I recently celebrated my 27th year of being alive, and I must say it was probably one of the best birthdays I ever had. I recall when 10 years ago, I didn’t even have any friends to celebrate with, and I was actually at home by myself suffering from a suspension from school. It was quite pathetic, and an unfortunate way to “celebrate” anything.
As the years progressed, I started having more and more people involved with my life, and while I was thankful for that, the depth was beginning to decrease as well. I remember there was one birthday party where I had invited over 180 people (what the freak was I thinking?) and although it was a wonderfully crazy time of people just having fun together and I felt thankful that these people even took the time to visit me on my birthday, I had a moment when I looked around the room and realized that only a handful of these people were really people who I had a thriving relationship with. It was strange, because even though I was surrounded by so many great people, I still felt lonely and hungry to live with people.
For my most recent birthday, I was on the brink of not having any sort of gathering at all.
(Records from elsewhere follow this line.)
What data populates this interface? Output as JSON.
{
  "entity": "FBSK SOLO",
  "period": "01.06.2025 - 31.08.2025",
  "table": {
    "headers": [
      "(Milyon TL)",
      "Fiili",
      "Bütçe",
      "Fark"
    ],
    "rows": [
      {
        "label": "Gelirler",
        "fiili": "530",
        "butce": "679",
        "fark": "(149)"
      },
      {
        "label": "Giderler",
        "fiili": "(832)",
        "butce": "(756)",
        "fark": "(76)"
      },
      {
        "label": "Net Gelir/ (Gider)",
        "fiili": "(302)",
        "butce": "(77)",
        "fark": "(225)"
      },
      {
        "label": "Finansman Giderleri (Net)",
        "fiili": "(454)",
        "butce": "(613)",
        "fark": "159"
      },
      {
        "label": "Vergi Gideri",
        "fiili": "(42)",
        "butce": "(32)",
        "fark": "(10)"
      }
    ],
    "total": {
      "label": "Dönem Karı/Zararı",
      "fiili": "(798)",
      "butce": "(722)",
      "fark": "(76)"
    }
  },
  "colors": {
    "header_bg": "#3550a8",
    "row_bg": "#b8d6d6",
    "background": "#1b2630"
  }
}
I would have been okay with just being by myself, just like that girl I was 10 years ago. This past year had been difficult in regards to my closest relationships, and I definitely had some fall-outs that affected me deeply. But I decided to bite the bullet and have a small dinner of girls who had made a significant impact in my life within the past year, and it was the best group of people I could have spent any birthday with.
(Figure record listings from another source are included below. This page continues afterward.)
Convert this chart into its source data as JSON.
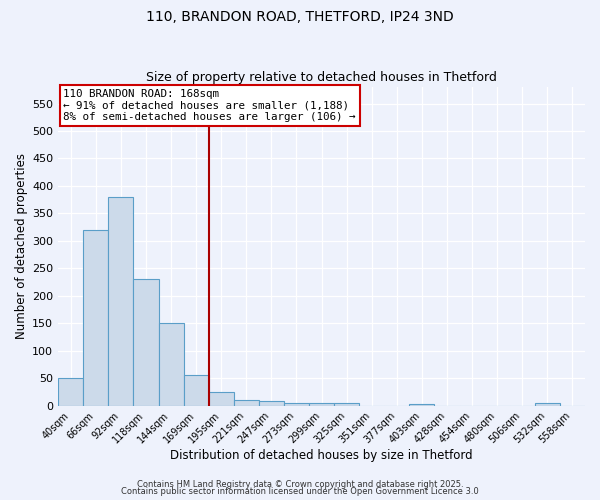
{
  "title1": "110, BRANDON ROAD, THETFORD, IP24 3ND",
  "title2": "Size of property relative to detached houses in Thetford",
  "xlabel": "Distribution of detached houses by size in Thetford",
  "ylabel": "Number of detached properties",
  "footer1": "Contains HM Land Registry data © Crown copyright and database right 2025.",
  "footer2": "Contains public sector information licensed under the Open Government Licence 3.0",
  "bin_labels": [
    "40sqm",
    "66sqm",
    "92sqm",
    "118sqm",
    "144sqm",
    "169sqm",
    "195sqm",
    "221sqm",
    "247sqm",
    "273sqm",
    "299sqm",
    "325sqm",
    "351sqm",
    "377sqm",
    "403sqm",
    "428sqm",
    "454sqm",
    "480sqm",
    "506sqm",
    "532sqm",
    "558sqm"
  ],
  "bar_values": [
    50,
    320,
    380,
    230,
    150,
    55,
    25,
    10,
    8,
    4,
    5,
    5,
    0,
    0,
    3,
    0,
    0,
    0,
    0,
    5,
    0
  ],
  "bar_color": "#ccdaea",
  "bar_edge_color": "#5a9ec8",
  "vline_color": "#aa0000",
  "annotation_line1": "110 BRANDON ROAD: 168sqm",
  "annotation_line2": "← 91% of detached houses are smaller (1,188)",
  "annotation_line3": "8% of semi-detached houses are larger (106) →",
  "annotation_box_color": "#cc0000",
  "ylim": [
    0,
    580
  ],
  "yticks": [
    0,
    50,
    100,
    150,
    200,
    250,
    300,
    350,
    400,
    450,
    500,
    550
  ],
  "background_color": "#eef2fc",
  "grid_color": "#ffffff",
  "title_fontsize": 10,
  "subtitle_fontsize": 9
}
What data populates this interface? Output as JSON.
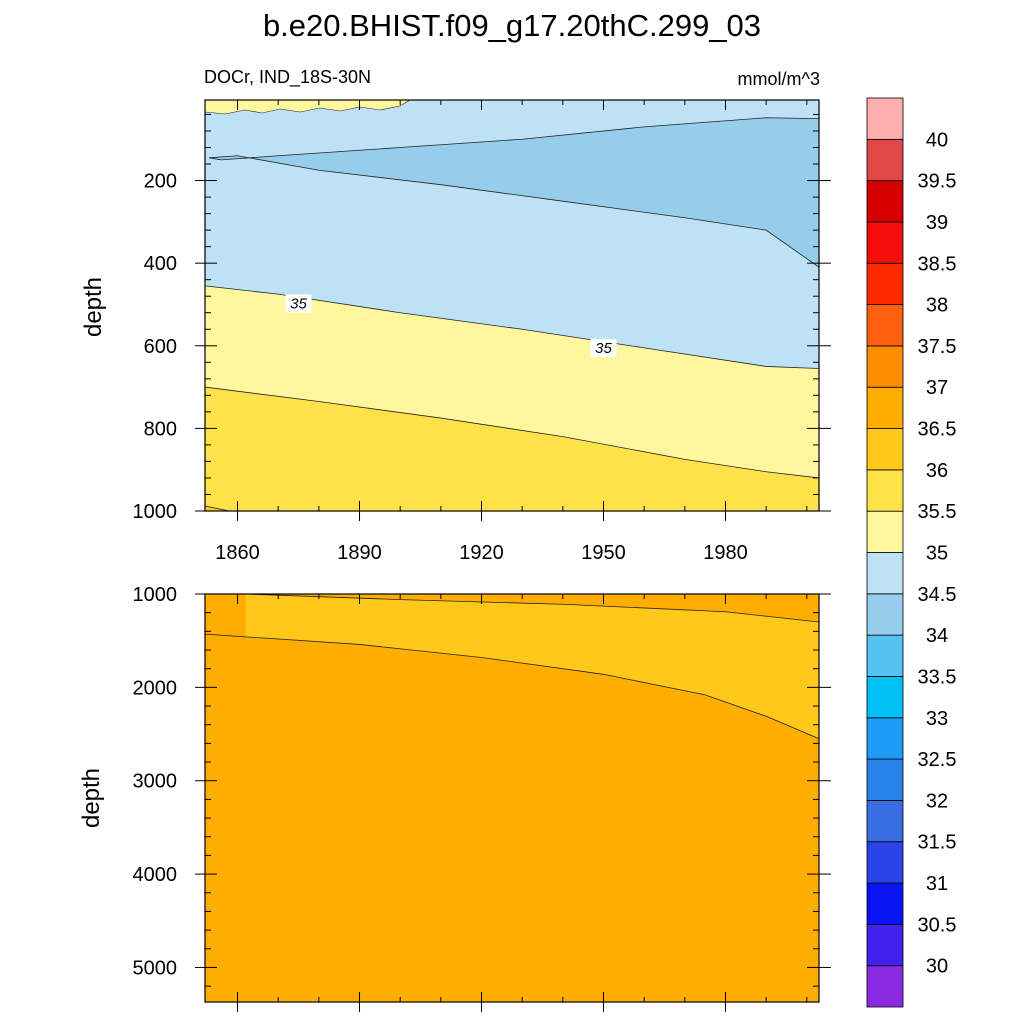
{
  "title": "b.e20.BHIST.f09_g17.20thC.299_03",
  "subtitle_left": "DOCr, IND_18S-30N",
  "subtitle_right": "mmol/m^3",
  "chart_data": [
    {
      "type": "heatmap",
      "name": "upper",
      "xlabel": "",
      "ylabel": "depth",
      "xlim": [
        1852,
        2003
      ],
      "ylim": [
        1000,
        5
      ],
      "xticks": [
        1860,
        1890,
        1920,
        1950,
        1980
      ],
      "yticks": [
        200,
        400,
        600,
        800,
        1000
      ],
      "contour_labels": [
        {
          "text": "35",
          "year": 1875,
          "depth": 500
        },
        {
          "text": "35",
          "year": 1950,
          "depth": 608
        }
      ],
      "boundaries": [
        {
          "level": 35.0,
          "points": [
            [
              1852,
              455
            ],
            [
              1870,
              475
            ],
            [
              1900,
              520
            ],
            [
              1930,
              560
            ],
            [
              1960,
              605
            ],
            [
              1990,
              650
            ],
            [
              2003,
              655
            ]
          ]
        },
        {
          "level": 35.5,
          "points": [
            [
              1852,
              700
            ],
            [
              1880,
              735
            ],
            [
              1910,
              775
            ],
            [
              1940,
              820
            ],
            [
              1970,
              875
            ],
            [
              1990,
              905
            ],
            [
              2003,
              920
            ]
          ]
        },
        {
          "level": 36.0,
          "points": [
            [
              1852,
              988
            ],
            [
              1858,
              1000
            ]
          ]
        },
        {
          "level": 34.0,
          "points": [
            [
              1853,
              145
            ],
            [
              1860,
              140
            ],
            [
              1880,
              175
            ],
            [
              1910,
              210
            ],
            [
              1940,
              250
            ],
            [
              1970,
              290
            ],
            [
              1990,
              320
            ],
            [
              2003,
              410
            ],
            [
              2003,
              50
            ],
            [
              1990,
              48
            ],
            [
              1960,
              70
            ],
            [
              1930,
              100
            ],
            [
              1900,
              120
            ],
            [
              1870,
              140
            ],
            [
              1856,
              150
            ]
          ],
          "closed": true
        }
      ],
      "fill_default": 34.5
    },
    {
      "type": "heatmap",
      "name": "lower",
      "xlabel": "",
      "ylabel": "depth",
      "xlim": [
        1852,
        2003
      ],
      "ylim": [
        5370,
        1000
      ],
      "xticks": [
        1860,
        1890,
        1920,
        1950,
        1980
      ],
      "yticks": [
        1000,
        2000,
        3000,
        4000,
        5000
      ],
      "boundaries": [
        {
          "level": 36.0,
          "points": [
            [
              1862,
              1000
            ],
            [
              1900,
              1060
            ],
            [
              1940,
              1110
            ],
            [
              1980,
              1190
            ],
            [
              2003,
              1300
            ]
          ]
        },
        {
          "level": 36.5,
          "points": [
            [
              1852,
              1430
            ],
            [
              1890,
              1540
            ],
            [
              1920,
              1680
            ],
            [
              1950,
              1860
            ],
            [
              1975,
              2080
            ],
            [
              1990,
              2310
            ],
            [
              2003,
              2550
            ]
          ]
        }
      ]
    }
  ],
  "colorbar": {
    "levels": [
      "30",
      "30.5",
      "31",
      "31.5",
      "32",
      "32.5",
      "33",
      "33.5",
      "34",
      "34.5",
      "35",
      "35.5",
      "36",
      "36.5",
      "37",
      "37.5",
      "38",
      "38.5",
      "39",
      "39.5",
      "40"
    ],
    "colors": [
      "#8a2be2",
      "#4422ee",
      "#0a14f5",
      "#2b44e8",
      "#3a6ee0",
      "#2882e8",
      "#1e9cf5",
      "#00c0f5",
      "#55c3f2",
      "#96cdec",
      "#bde2f5",
      "#fff79e",
      "#ffe24a",
      "#ffc81a",
      "#ffad00",
      "#ff8c00",
      "#ff6010",
      "#ff2a00",
      "#f50d0d",
      "#d60000",
      "#e04848",
      "#ffaeb0"
    ]
  }
}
And then the love started pouring in. When I stopped trying to just get people together for the sake of making myself feel better or making some sort of statement that I was not miserable and in fact was embracing my “popularity,” little by little people started surprising me. I received meaningful emails from friends I hadn’t seen and hung out with in years, new friends in my life made me delicious cakes and cupcakes, I got to spend quality time with amazing souls through birthday lunches/dinners, and I got to witness what it really meant to celebrate someone, and to truly show thanks that they were alive. My mother even wrote me a card in ENGLISH which took her nearly two days to rack her brain over a translation dictionary for. It really taught me how sacred a birthday really is, and how I want to celebrate others’ birthdays from now on too.
Love is seriously SUCH a humbling gift. I can’t believe to this day how many people love on me when I really feel like I don’t deserve it at times. It strikes me in my heart when I converse with people who don’t think they have any friends, who think no one cares enough about them, or even think that God purposely wants them to be alone. But with that, it’s so easy to fall into self-pity while playing the “loner-victim” card. I feel like I was in this stage for the longest time, and then I transitioned into the surrender stage, where I willingly relinquished control over my relationships and threw it up to God, saying within my heart that these relationships are not mine to hold tightly, but I need to allow them to grow, die, or even re-birth in their own organic way. And I started praying specifically for the friendships I struggled with, and became less entitled to them too. As I became more reliant on trusting God that He would bring friends and mentors who would not only edify me, but prosper with me, love came in at opportune times, and it also broke me at unfortunate times.
It’s interesting that when I was younger, it mattered so much to me that many people knew my name. But now as I’m thanking God for another year where I’m older and wiser, I just desire for people to know my story.